In August 2013, lawyers representing recording artists Robin Thicke and Pharrell Williams filed a preemptive lawsuit in defense of their chart-topping single, “Blurred Lines.” Fearing litigation from the family of Marvin Gaye due to the song’s striking similarities to his 1977 hit “Got to Give it Up,” Thicke and Williams teamed up. Their inclination could not have been more accurate, as a court has recently ordered approximately $7.4 million to be paid by the hit-making team to the Gaye family, mainly over copyright infringement.
The similarities between both songs are evident. It is clear that the original influenced Thicke’s and Williams’s creation. Williams publicly stated that he was going for “that late seventies feeling.” Mr. Thicke also tried to prove his case by singing to the jury a medley of songs sharing the same chord progression and similar melodies. Yet equally as clear was the possibility that “Blurred Lines” was not only influenced by “Got to Give it Up”, but went a step further by not giving the original specific or adequate credit. In a historic victory for the Gaye family, the jury found Thicke and Williams guilty beyond a reasonable doubt.

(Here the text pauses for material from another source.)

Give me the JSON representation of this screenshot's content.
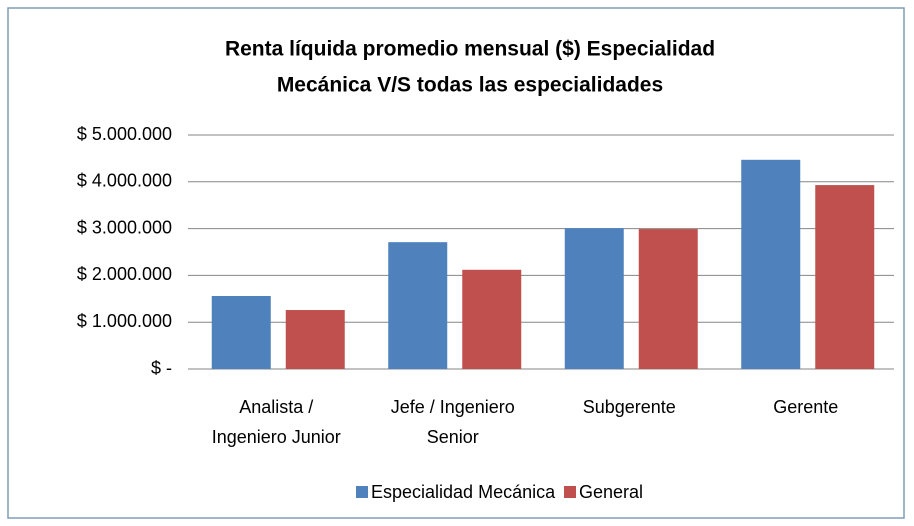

In the world of music, borrowing, influencing, and even theft are commonplace. This case raises the question as to how can we, as a society, promote music that is intrinsically inspired by a host of influences while maintaining a level of integrity. What appears to leave distaste with listeners is not the fact that two songs may sound the same, but that one author took from another without enough permission.